SALZBURG, Austria — This city’s waltz with history is a dramatic dance.
I came here with my family and we feel so lucky to have been here all week taking in that history and going to the Salzburg Folk Festival and hiking in the Alps.
I’ve been here at the Schloss Leopoldskron, the 18th century palace made famous as the set for the Hollywood classic "The Sound of Music"‘ as a Visiting Scholar at the Salzburg Global Seminar for a course "On Global Media and Change.”
And just about any dialogue about global media in recent weeks seems to end up turning the stage lights on one of global media’s great villains — or complex anti-heroes, depending on your point of view. I mean, of course, Rupert Murdoch.
I’ve already written on this trip that Shakespeare would have loved the Murdoch story, but so too would have Max Reinhardt, the progressive theater director and great internationalist, who bought and renovated the palace in 1918.
Murdoch would have provided the perfect muse for Reinhardt, who was perhaps Europe’s most celebrated theater director in the years after World War I through to 1938 when he left to live in America. Eventually, the Nazis would confiscate the palace as “Jewish property” until after the war when it was returned to the Reinhardt estate. In 1947, the palace became the home of the Salzburg Global Seminar which ever since has convened thinkers from different cultures and professions to “develop strategies for change.”
With a spectacular view of the Alps as a backdrop, undergraduate and graduate students from all over the world gather here. This year they’re from Mexico, Argentina, Saudi Arabia, Lebanon, Iraq, Syria, China, Uganda and the United States to name a few.
Edward Mortimer, senior vice president of the seminar and previously a speechwriter for the secretary general of the United Nations and longtime journalist and columnist for the Times of London and the Financial Times, offered a presentation on Murdoch to the students. It was even-handed and insightful, laying out the facts of Murdoch’s corporate scandal, a “British imbroglio” as he called it, and the dizzying demise of his media empire. It opened a very interesting discussion.
His lecture centered on this idea: One of the “principles of media freedom is that the governments will be the one to watch for control and manipulation. It is very clear that it can also come from the corporate owners.”
“The only way to ensure against this is to allow a plurality of ownership,” Mortimer pointed out as an issue taking shape in the digital age.
There is an increasing number of new corporate titans on the media horizon around the world and an increasing effort by governments in Russia, France, China to start government-supported media enterprises. That includes the U.S. where Columbia University president Lee Bollinger is raising this as something to be considered amid the decline of so many great traditional newspapers and networks.

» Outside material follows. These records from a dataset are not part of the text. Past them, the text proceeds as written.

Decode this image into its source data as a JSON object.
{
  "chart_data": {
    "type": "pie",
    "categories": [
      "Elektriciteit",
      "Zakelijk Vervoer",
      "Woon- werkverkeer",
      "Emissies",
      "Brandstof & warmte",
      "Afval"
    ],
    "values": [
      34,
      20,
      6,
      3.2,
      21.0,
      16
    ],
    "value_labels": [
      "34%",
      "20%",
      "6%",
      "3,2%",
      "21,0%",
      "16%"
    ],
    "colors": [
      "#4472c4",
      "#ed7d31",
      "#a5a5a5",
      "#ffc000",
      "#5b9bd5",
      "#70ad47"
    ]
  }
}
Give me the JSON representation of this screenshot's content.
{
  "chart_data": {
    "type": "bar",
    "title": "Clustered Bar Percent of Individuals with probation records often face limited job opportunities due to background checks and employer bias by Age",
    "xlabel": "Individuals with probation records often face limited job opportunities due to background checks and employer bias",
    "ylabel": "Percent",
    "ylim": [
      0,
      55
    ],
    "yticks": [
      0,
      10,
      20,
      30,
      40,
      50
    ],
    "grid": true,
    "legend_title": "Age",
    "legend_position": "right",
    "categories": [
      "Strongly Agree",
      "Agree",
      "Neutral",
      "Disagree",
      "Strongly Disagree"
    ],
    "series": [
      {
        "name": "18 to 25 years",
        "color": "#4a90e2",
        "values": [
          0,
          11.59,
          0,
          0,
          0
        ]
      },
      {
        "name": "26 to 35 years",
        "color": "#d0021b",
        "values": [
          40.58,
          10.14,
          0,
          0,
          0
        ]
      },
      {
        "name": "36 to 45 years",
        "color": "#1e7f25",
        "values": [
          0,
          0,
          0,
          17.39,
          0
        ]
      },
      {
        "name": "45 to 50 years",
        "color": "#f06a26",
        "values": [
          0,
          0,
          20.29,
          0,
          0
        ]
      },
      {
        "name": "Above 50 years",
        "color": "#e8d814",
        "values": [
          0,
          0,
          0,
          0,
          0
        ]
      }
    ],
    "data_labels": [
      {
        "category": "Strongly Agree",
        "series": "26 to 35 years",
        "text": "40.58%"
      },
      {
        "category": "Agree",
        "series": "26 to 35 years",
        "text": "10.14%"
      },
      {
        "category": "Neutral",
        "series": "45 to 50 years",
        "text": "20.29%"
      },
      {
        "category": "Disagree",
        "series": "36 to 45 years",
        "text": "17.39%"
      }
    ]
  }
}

Amid the historic shift of news gathering to the Web, there are sprawling corporations such as Samsung which control vast swaths of media and advertising across Asia and particularly in the corporation’s home base of South Korea. Also, American corporations like Google and Yahoo control the enormous business of content aggregation and search.
Roman Gerodimos, a Greek-born senior lecturer in the Media School at Bournemouth University (UK), made an important countervailing point to Mortimer’s view. That is that Murdoch's demise may in fact hurt this check and balance to Google and other corporate forces shaping the global media landscape.
“We all love to hate Murdoch, but some people were looking up to him to solve the business problems of new media and take on Google. Now we are wondering, 'If he can’t do it, who can?'” asked Gerodimos.
This is a complex set of questions that Reinhardt would have loved to try and tease out through dialogue, but which unfortunately we are left to grapple with in a very real and urgent discussion that needs to be had now.